At that time, rather than accept the austerity programs recommended by the U.S. government and the I.M.F., he loudly blamed machinations by Western speculators, and imposed temporary controls on the outflow of capital — a step denounced by all but a handful of Western economists. As it turned out, his economic strategy was right: Malaysia suffered a shallower slump and achieved a quicker recovery than its neighbors.
What became clear watching Mr. Mahathir back then was that his strident rhetoric was actually part of a delicate balancing act aimed at domestic politics. Malaysia has a Muslim, ethnically Malay, majority, but its business drive comes mainly from an ethnic Chinese minority. To keep the economy growing, Mr. Mahathir must allow the Chinese minority to prosper, but to ward off ethnic tensions he must throw favors, real and rhetorical, to the Malays.
Part of that balancing act involves reserving good jobs for Malay workers and giving special business opportunities to Malay entrepreneurs. One reason Mr. Mahathir was so adamantly against I.M.F. austerity plans was that he feared that they would disrupt the carefully managed cronyism that holds his system together. When times are tough, Mr. Mahathir also throws the Muslim majority rhetorical red meat.
And that's what he was doing last week. Not long ago Washington was talking about Malaysia as an important partner in the war on terror. Now Mr.

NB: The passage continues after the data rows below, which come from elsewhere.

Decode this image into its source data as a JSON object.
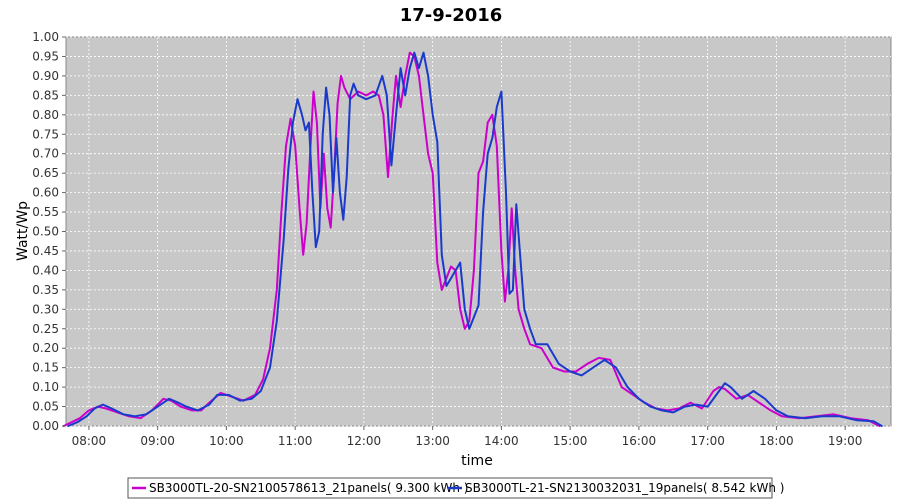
{
  "chart_data": {
    "type": "line",
    "title": "17-9-2016",
    "xlabel": "time",
    "ylabel": "Watt/Wp",
    "x_ticks": [
      "08:00",
      "09:00",
      "10:00",
      "11:00",
      "12:00",
      "13:00",
      "14:00",
      "15:00",
      "16:00",
      "17:00",
      "18:00",
      "19:00"
    ],
    "y_ticks": [
      "0.00",
      "0.05",
      "0.10",
      "0.15",
      "0.20",
      "0.25",
      "0.30",
      "0.35",
      "0.40",
      "0.45",
      "0.50",
      "0.55",
      "0.60",
      "0.65",
      "0.70",
      "0.75",
      "0.80",
      "0.85",
      "0.90",
      "0.95",
      "1.00"
    ],
    "xlim": [
      "07:40",
      "19:40"
    ],
    "ylim": [
      0,
      1.0
    ],
    "grid": true,
    "legend_position": "bottom",
    "plot_background": "#c8c8c8",
    "series": [
      {
        "name": "SB3000TL-20-SN2100578613_21panels( 9.300 kWh )",
        "color": "#cc00cc",
        "points": [
          [
            "07:38",
            0.0
          ],
          [
            "07:45",
            0.01
          ],
          [
            "07:52",
            0.02
          ],
          [
            "08:00",
            0.04
          ],
          [
            "08:08",
            0.05
          ],
          [
            "08:15",
            0.045
          ],
          [
            "08:25",
            0.035
          ],
          [
            "08:35",
            0.025
          ],
          [
            "08:45",
            0.02
          ],
          [
            "08:55",
            0.04
          ],
          [
            "09:05",
            0.07
          ],
          [
            "09:12",
            0.065
          ],
          [
            "09:20",
            0.05
          ],
          [
            "09:30",
            0.04
          ],
          [
            "09:38",
            0.04
          ],
          [
            "09:45",
            0.06
          ],
          [
            "09:55",
            0.085
          ],
          [
            "10:05",
            0.075
          ],
          [
            "10:15",
            0.065
          ],
          [
            "10:25",
            0.08
          ],
          [
            "10:32",
            0.12
          ],
          [
            "10:38",
            0.2
          ],
          [
            "10:44",
            0.35
          ],
          [
            "10:48",
            0.55
          ],
          [
            "10:52",
            0.72
          ],
          [
            "10:56",
            0.79
          ],
          [
            "11:00",
            0.72
          ],
          [
            "11:04",
            0.55
          ],
          [
            "11:07",
            0.44
          ],
          [
            "11:10",
            0.52
          ],
          [
            "11:13",
            0.7
          ],
          [
            "11:16",
            0.86
          ],
          [
            "11:19",
            0.78
          ],
          [
            "11:22",
            0.56
          ],
          [
            "11:25",
            0.7
          ],
          [
            "11:28",
            0.56
          ],
          [
            "11:31",
            0.51
          ],
          [
            "11:34",
            0.65
          ],
          [
            "11:37",
            0.83
          ],
          [
            "11:40",
            0.9
          ],
          [
            "11:43",
            0.87
          ],
          [
            "11:48",
            0.84
          ],
          [
            "11:55",
            0.86
          ],
          [
            "12:02",
            0.85
          ],
          [
            "12:08",
            0.86
          ],
          [
            "12:13",
            0.85
          ],
          [
            "12:17",
            0.8
          ],
          [
            "12:21",
            0.64
          ],
          [
            "12:25",
            0.8
          ],
          [
            "12:28",
            0.9
          ],
          [
            "12:32",
            0.82
          ],
          [
            "12:36",
            0.9
          ],
          [
            "12:40",
            0.96
          ],
          [
            "12:44",
            0.95
          ],
          [
            "12:48",
            0.9
          ],
          [
            "12:52",
            0.8
          ],
          [
            "12:56",
            0.7
          ],
          [
            "13:00",
            0.65
          ],
          [
            "13:04",
            0.42
          ],
          [
            "13:08",
            0.35
          ],
          [
            "13:12",
            0.38
          ],
          [
            "13:16",
            0.41
          ],
          [
            "13:20",
            0.4
          ],
          [
            "13:24",
            0.3
          ],
          [
            "13:28",
            0.25
          ],
          [
            "13:32",
            0.27
          ],
          [
            "13:36",
            0.4
          ],
          [
            "13:40",
            0.65
          ],
          [
            "13:44",
            0.68
          ],
          [
            "13:48",
            0.78
          ],
          [
            "13:52",
            0.8
          ],
          [
            "13:56",
            0.72
          ],
          [
            "14:00",
            0.45
          ],
          [
            "14:03",
            0.32
          ],
          [
            "14:06",
            0.4
          ],
          [
            "14:09",
            0.56
          ],
          [
            "14:12",
            0.4
          ],
          [
            "14:15",
            0.3
          ],
          [
            "14:20",
            0.25
          ],
          [
            "14:25",
            0.21
          ],
          [
            "14:35",
            0.2
          ],
          [
            "14:45",
            0.15
          ],
          [
            "14:55",
            0.14
          ],
          [
            "15:05",
            0.14
          ],
          [
            "15:15",
            0.16
          ],
          [
            "15:25",
            0.175
          ],
          [
            "15:35",
            0.17
          ],
          [
            "15:45",
            0.1
          ],
          [
            "15:55",
            0.08
          ],
          [
            "16:05",
            0.06
          ],
          [
            "16:15",
            0.045
          ],
          [
            "16:25",
            0.04
          ],
          [
            "16:35",
            0.045
          ],
          [
            "16:45",
            0.06
          ],
          [
            "16:55",
            0.045
          ],
          [
            "17:05",
            0.09
          ],
          [
            "17:10",
            0.1
          ],
          [
            "17:15",
            0.095
          ],
          [
            "17:25",
            0.07
          ],
          [
            "17:35",
            0.08
          ],
          [
            "17:45",
            0.06
          ],
          [
            "17:55",
            0.04
          ],
          [
            "18:05",
            0.025
          ],
          [
            "18:20",
            0.02
          ],
          [
            "18:35",
            0.025
          ],
          [
            "18:50",
            0.03
          ],
          [
            "19:05",
            0.02
          ],
          [
            "19:20",
            0.015
          ],
          [
            "19:30",
            0.0
          ]
        ]
      },
      {
        "name": "SB3000TL-21-SN2130032031_19panels( 8.542 kWh )",
        "color": "#1a3acc",
        "points": [
          [
            "07:42",
            0.0
          ],
          [
            "07:50",
            0.01
          ],
          [
            "07:58",
            0.025
          ],
          [
            "08:05",
            0.045
          ],
          [
            "08:12",
            0.055
          ],
          [
            "08:20",
            0.045
          ],
          [
            "08:30",
            0.03
          ],
          [
            "08:40",
            0.025
          ],
          [
            "08:50",
            0.03
          ],
          [
            "09:00",
            0.05
          ],
          [
            "09:10",
            0.07
          ],
          [
            "09:18",
            0.06
          ],
          [
            "09:25",
            0.05
          ],
          [
            "09:35",
            0.04
          ],
          [
            "09:45",
            0.055
          ],
          [
            "09:52",
            0.08
          ],
          [
            "10:02",
            0.08
          ],
          [
            "10:12",
            0.065
          ],
          [
            "10:22",
            0.07
          ],
          [
            "10:30",
            0.09
          ],
          [
            "10:38",
            0.15
          ],
          [
            "10:44",
            0.27
          ],
          [
            "10:50",
            0.48
          ],
          [
            "10:54",
            0.66
          ],
          [
            "10:58",
            0.78
          ],
          [
            "11:02",
            0.84
          ],
          [
            "11:06",
            0.8
          ],
          [
            "11:09",
            0.76
          ],
          [
            "11:12",
            0.78
          ],
          [
            "11:15",
            0.6
          ],
          [
            "11:18",
            0.46
          ],
          [
            "11:21",
            0.5
          ],
          [
            "11:24",
            0.75
          ],
          [
            "11:27",
            0.87
          ],
          [
            "11:30",
            0.8
          ],
          [
            "11:33",
            0.6
          ],
          [
            "11:36",
            0.74
          ],
          [
            "11:39",
            0.6
          ],
          [
            "11:42",
            0.53
          ],
          [
            "11:45",
            0.64
          ],
          [
            "11:48",
            0.85
          ],
          [
            "11:51",
            0.88
          ],
          [
            "11:55",
            0.85
          ],
          [
            "12:02",
            0.84
          ],
          [
            "12:10",
            0.85
          ],
          [
            "12:16",
            0.9
          ],
          [
            "12:20",
            0.85
          ],
          [
            "12:24",
            0.67
          ],
          [
            "12:28",
            0.8
          ],
          [
            "12:32",
            0.92
          ],
          [
            "12:36",
            0.85
          ],
          [
            "12:40",
            0.92
          ],
          [
            "12:44",
            0.96
          ],
          [
            "12:48",
            0.92
          ],
          [
            "12:52",
            0.96
          ],
          [
            "12:56",
            0.9
          ],
          [
            "13:00",
            0.8
          ],
          [
            "13:04",
            0.73
          ],
          [
            "13:08",
            0.44
          ],
          [
            "13:12",
            0.36
          ],
          [
            "13:16",
            0.38
          ],
          [
            "13:20",
            0.4
          ],
          [
            "13:24",
            0.42
          ],
          [
            "13:28",
            0.3
          ],
          [
            "13:32",
            0.25
          ],
          [
            "13:36",
            0.28
          ],
          [
            "13:40",
            0.31
          ],
          [
            "13:44",
            0.55
          ],
          [
            "13:48",
            0.7
          ],
          [
            "13:52",
            0.74
          ],
          [
            "13:56",
            0.82
          ],
          [
            "14:00",
            0.86
          ],
          [
            "14:04",
            0.6
          ],
          [
            "14:07",
            0.34
          ],
          [
            "14:10",
            0.35
          ],
          [
            "14:13",
            0.57
          ],
          [
            "14:16",
            0.45
          ],
          [
            "14:20",
            0.3
          ],
          [
            "14:25",
            0.25
          ],
          [
            "14:30",
            0.21
          ],
          [
            "14:40",
            0.21
          ],
          [
            "14:50",
            0.16
          ],
          [
            "15:00",
            0.14
          ],
          [
            "15:10",
            0.13
          ],
          [
            "15:20",
            0.15
          ],
          [
            "15:30",
            0.17
          ],
          [
            "15:40",
            0.15
          ],
          [
            "15:50",
            0.1
          ],
          [
            "16:00",
            0.07
          ],
          [
            "16:10",
            0.05
          ],
          [
            "16:20",
            0.04
          ],
          [
            "16:30",
            0.035
          ],
          [
            "16:40",
            0.05
          ],
          [
            "16:50",
            0.055
          ],
          [
            "17:00",
            0.05
          ],
          [
            "17:10",
            0.09
          ],
          [
            "17:15",
            0.11
          ],
          [
            "17:20",
            0.1
          ],
          [
            "17:30",
            0.07
          ],
          [
            "17:40",
            0.09
          ],
          [
            "17:50",
            0.07
          ],
          [
            "18:00",
            0.04
          ],
          [
            "18:10",
            0.025
          ],
          [
            "18:25",
            0.02
          ],
          [
            "18:40",
            0.025
          ],
          [
            "18:55",
            0.025
          ],
          [
            "19:10",
            0.015
          ],
          [
            "19:25",
            0.012
          ],
          [
            "19:32",
            0.0
          ]
        ]
      }
    ]
  }
}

Mahathir thinks that to cover his domestic flank, he must insert hateful words into a speech mainly about Muslim reform. That tells you, more accurately than any poll, just how strong the rising tide of anti-Americanism and anti-Semitism among Muslims in Southeast Asia has become. Thanks to its war in Iraq and its unconditional support for Ariel Sharon, Washington has squandered post-9/11 sympathy and brought relations with the Muslim world to a new low.
And bear in mind that Mr. Mahathir's remarks were written before the world learned about the views of Lt. Gen. William "My God Is Bigger Than Yours" Boykin. By making it clear that he sees nothing wrong with giving an important post in the war on terror to someone who believes, and says openly, that Allah is a false idol — General Boykin denies that's what he meant, but his denial was implausible even by current standards — Donald Rumsfeld has gone a long way toward confirming the Muslim world's worst fears.
Somewhere in Pakistan Osama bin Laden must be enjoying this. The war on terror didn't have to be perceived as a war on Islam, but we seem to be doing our best to make it look that way.